Let’s break that down:

  • -u 'alpha\j.rice': The username, preferably in DOMAIN\user format.
  • -p 'Welcome@123': The user’s password. Be careful with special characters in the password; you might need to escape them or wrap the password in single quotes.
  • 172.17.1.100: The IP address of a Domain Controller.

The tool will connect, bind to LDAP, and start pulling data. You’ll see it enumerating users, groups, and policies.

[*] Connecting to host...
[*] Binding to host
[+] Bind OK
[*] Starting domain dump
[+] Domain dump finished

Once finished, your ad_dump directory will be filled with treasure.

  • domain_groups.html
  • domain_users.html
  • domain_computers.html
  • domain_policy.html
  • …and corresponding .json and .grep files.

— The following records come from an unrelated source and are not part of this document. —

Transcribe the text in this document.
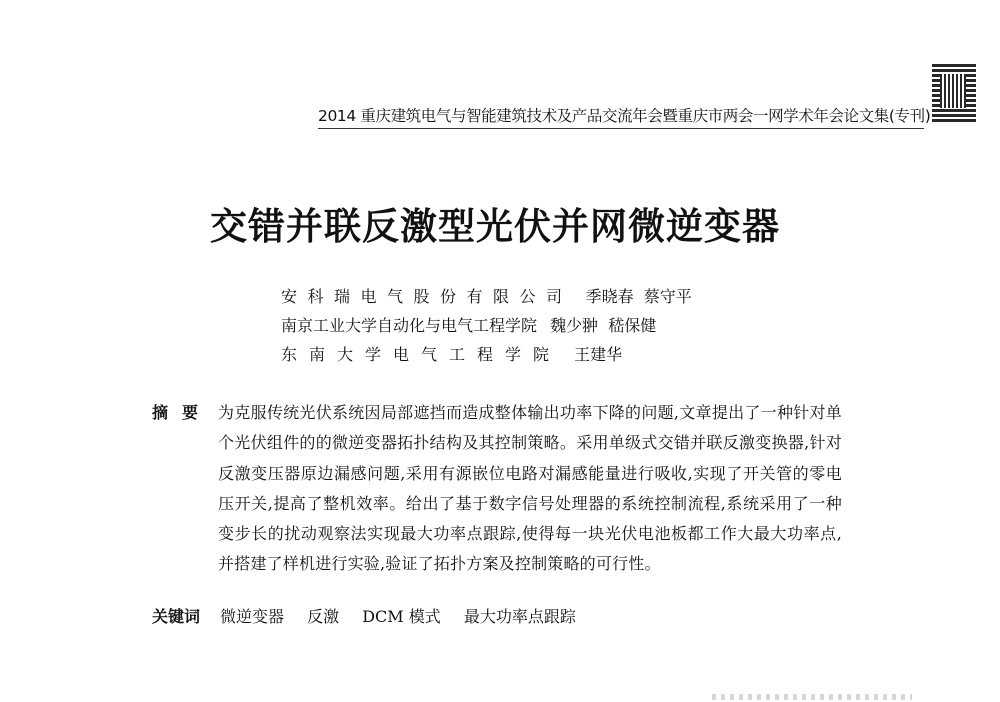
2014 重庆建筑电气与智能建筑技术及产品交流年会暨重庆市两会一网学术年会论文集(专刊)
交错并联反激型光伏并网微逆变器
安科瑞电气股份有限公司 季晓春  蔡守平
南京工业大学自动化与电气工程学院 魏少翀  嵇保健
东南大学电气工程学院 王建华
摘要 为克服传统光伏系统因局部遮挡而造成整体输出功率下降的问题,文章提出了一种针对单个光伏组件的的微逆变器拓扑结构及其控制策略。采用单级式交错并联反激变换器,针对反激变压器原边漏感问题,采用有源嵌位电路对漏感能量进行吸收,实现了开关管的零电压开关,提高了整机效率。给出了基于数字信号处理器的系统控制流程,系统采用了一种变步长的扰动观察法实现最大功率点跟踪,使得每一块光伏电池板都工作大最大功率点,并搭建了样机进行实验,验证了拓扑方案及控制策略的可行性。
关键词 微逆变器 反激 DCM 模式 最大功率点跟踪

The most valuable starting point is the HTML report. Open domain_users.html or domain_groups.html in your web browser.

A sample of the clean, browsable HTML report generated by ldapdomaindump.

  1. Group Memberships: Open domain_groups.html. The first thing you should do is look at the members of highly privileged groups:

    • Domain Admins: The kings of the castle.
    • Enterprise Admins: The kings of the entire forest.
    • Schema Admins: Can change the fundamental structure of AD.
    • Administrators: The local admins of Domain Controllers.

    This gives you your list of target users.

  2. User Descriptions: Browse domain_users.html. Sysadmins often leave revealing notes in user or computer descriptions. Look for things like:

    • "Service account for Jenkins - Password in KeePass"
    • "Test account - password is Password01"
    • "Built by Admin Bob"

    This is pure gold and can give you immediate leads.

  3. Domain Policy: Open domain_policy.html. This file tells you the rules of the kingdom.

    • Password Policy: How complex are passwords? How long until they expire? This tells you how difficult a password-cracking attempt might be. A minimum length of 8 is much easier than 14.
    • Kerberos Policy: Interesting for more advanced Kerberos attacks.
  4. Greppable Files for Quick Searches: The .grep files are fantastic for command-line analysis. Want to quickly find all service accounts?

Terminal window
grep -i "svc_" domain_users.grep
grep -i "service" domain_users.grep

ldapdomaindump is a foundational reconnaissance step. It provides the intelligence needed to plan your next move for privilege escalation.

  • Input for Kerberoasting: Use the list of users from the dump as the input for tools like GetUserSPNs.py to find kerberoastable accounts.

  • Identifying High-Value Targets: The group membership lists tell you exactly which user accounts you need to target to become a Domain Admin.

  • Password Spraying: The full user list is a perfect target for a password spraying attack. If you find a weak password like “Summer2025!”, you can try it against every user in the domain.

  • Situational Awareness: It gives you a mental map of the organization’s structure, naming conventions, and overall complexity before you dive deeper with more active tools.

While BloodHound excels at showing you the path, ldapdomaindump excels at giving you the detailed census. Using them together provides a complete picture of your target environment, turning you from a simple attacker into a master strategist.